Integrity, noun, the quality of being honest and having strong moral principles; moral uprightness. -Oxford Languages
In laymen’s terms, integrity is often described as, “Doing the right thing, even though no one is watching.”
When I think about the current election season, this word and meaning keep coming to mind.
If you’ve been out and about lately, you have probably seen the number of political signs steadily increasing throughout Kyle. It started with just a couple, but it seems as if a new one is being added nearly daily.
I was spending some extra time waiting for a train in downtown Kyle the other day, when I noticed something missing from a shocking number of the signs: a right-of-way disclaimer.
You see, according to Sec. 225.001 of the Texas Election Code, “(a) The following notice must be written on each political advertising sign:
‘NOTICE: IT IS A VIOLATION OF STATE LAW (CHAPTERS 392 AND 393, TRANSPORTATION CODE), TO PLACE THIS SIGN IN THE RIGHT-OF-WAY OF A HIGHWAY.’
(b) A person commits an offense if the person:
(1) knowingly enters into a contract to print or make a political advertising sign that does not contain the notice required by Subsection (a); or
(2) instructs another person to place a political advertising sign that does not contain the notice required by Subsection (a).
(c) An offense under this section is a Class C misdemeanor.
(d) It is an exception to the application of Subsection (b) that the political advertising sign was printed or made before September 1, 1997, and complied with Subsection (a) as it existed immediately before that date.
(e) In this section, ‘political advertising sign’ means a written form of political advertising designed to be seen from a road but does not include a bumper sticker.
This means, all forms of political signage (save bumper stickers) intended to be seen from the road must have the disclaimer regarding the illegality of placing a sign in the right-of-way.
It seems like a small thing, I am sure. But that brings me back to integrity.
If the election officials in the county are not doing anything about it, which —judging by the fact that the signs are still up — they aren’t, does that make it okay?
I believe it does not. I believe that the people I want to represent me should be looking at the “small things” because those become the big things down the road.
When someone takes a political office, they have a duty to uphold the laws of the body of which they are sworn into.
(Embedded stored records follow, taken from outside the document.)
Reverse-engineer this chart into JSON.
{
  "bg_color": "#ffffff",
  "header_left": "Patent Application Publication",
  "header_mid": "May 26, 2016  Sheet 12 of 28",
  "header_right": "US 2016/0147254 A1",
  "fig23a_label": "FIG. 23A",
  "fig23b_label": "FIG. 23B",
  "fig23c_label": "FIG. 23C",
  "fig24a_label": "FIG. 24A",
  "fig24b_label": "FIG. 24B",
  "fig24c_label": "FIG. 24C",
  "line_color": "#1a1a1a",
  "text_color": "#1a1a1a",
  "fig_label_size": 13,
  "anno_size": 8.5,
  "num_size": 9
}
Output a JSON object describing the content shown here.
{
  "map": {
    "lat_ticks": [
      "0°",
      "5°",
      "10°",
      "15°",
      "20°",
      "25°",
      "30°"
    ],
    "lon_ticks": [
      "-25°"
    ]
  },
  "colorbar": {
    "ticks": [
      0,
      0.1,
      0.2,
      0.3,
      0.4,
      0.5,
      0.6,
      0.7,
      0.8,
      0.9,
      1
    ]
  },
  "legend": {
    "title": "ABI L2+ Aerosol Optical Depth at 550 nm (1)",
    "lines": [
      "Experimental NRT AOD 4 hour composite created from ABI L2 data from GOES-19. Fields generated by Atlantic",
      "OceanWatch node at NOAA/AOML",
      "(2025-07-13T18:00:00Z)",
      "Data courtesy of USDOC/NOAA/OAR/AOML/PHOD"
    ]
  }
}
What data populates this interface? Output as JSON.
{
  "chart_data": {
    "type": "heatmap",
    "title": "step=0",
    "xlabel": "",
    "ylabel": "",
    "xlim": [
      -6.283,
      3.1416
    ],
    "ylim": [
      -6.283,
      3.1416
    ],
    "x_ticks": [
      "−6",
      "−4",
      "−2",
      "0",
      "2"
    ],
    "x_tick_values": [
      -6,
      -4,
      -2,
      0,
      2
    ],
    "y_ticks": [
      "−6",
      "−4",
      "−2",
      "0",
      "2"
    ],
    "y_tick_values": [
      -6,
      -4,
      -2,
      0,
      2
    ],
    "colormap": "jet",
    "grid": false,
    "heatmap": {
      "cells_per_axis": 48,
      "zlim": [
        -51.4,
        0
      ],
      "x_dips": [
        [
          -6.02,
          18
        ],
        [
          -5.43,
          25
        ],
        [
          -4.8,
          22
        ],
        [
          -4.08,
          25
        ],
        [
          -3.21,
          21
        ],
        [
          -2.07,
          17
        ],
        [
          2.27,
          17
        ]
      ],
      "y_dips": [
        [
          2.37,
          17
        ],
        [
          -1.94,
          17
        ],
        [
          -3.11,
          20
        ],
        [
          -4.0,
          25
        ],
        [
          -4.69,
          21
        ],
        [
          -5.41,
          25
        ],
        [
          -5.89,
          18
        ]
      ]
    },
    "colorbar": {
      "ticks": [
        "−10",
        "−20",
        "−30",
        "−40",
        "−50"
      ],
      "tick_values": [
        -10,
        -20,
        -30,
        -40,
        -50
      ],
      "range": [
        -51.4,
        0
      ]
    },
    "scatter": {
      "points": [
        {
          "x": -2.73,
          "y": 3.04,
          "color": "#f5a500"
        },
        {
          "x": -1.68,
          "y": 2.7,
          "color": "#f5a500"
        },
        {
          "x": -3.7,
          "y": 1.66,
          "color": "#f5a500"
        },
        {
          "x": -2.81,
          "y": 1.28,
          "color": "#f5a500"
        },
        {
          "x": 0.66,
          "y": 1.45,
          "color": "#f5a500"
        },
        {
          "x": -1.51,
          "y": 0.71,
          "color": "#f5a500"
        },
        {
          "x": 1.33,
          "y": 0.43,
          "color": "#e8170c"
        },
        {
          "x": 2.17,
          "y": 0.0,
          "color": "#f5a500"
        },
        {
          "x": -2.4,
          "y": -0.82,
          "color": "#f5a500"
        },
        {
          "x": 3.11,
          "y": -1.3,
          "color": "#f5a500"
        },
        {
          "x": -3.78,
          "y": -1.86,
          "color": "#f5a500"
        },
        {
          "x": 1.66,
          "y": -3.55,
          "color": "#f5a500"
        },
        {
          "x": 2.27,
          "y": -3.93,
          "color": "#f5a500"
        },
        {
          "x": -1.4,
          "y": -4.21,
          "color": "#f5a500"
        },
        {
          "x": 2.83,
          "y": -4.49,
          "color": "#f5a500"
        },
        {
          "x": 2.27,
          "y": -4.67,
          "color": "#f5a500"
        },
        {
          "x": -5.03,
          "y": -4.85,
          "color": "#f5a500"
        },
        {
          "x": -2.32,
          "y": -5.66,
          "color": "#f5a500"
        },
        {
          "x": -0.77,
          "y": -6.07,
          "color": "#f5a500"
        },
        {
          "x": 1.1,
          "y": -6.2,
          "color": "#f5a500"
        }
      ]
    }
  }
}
But I can tell you that a lot of that upholding (or lack thereof) happens behind the scenes.
If our candidates cannot even manage a simple disclosure for something that is plastered all around the city, what faith do I have that they will speak for the best interests of the people day in and day out behind closed doors?
From the time this publishes, election day will be less than one week away. I encourage you to spend that time doing your research. Look at the history of the people running for office. Do they maintain integrity? Do their actions match their words? And maybe, just maybe, check out their signs on the way into city hall. You might be surprised.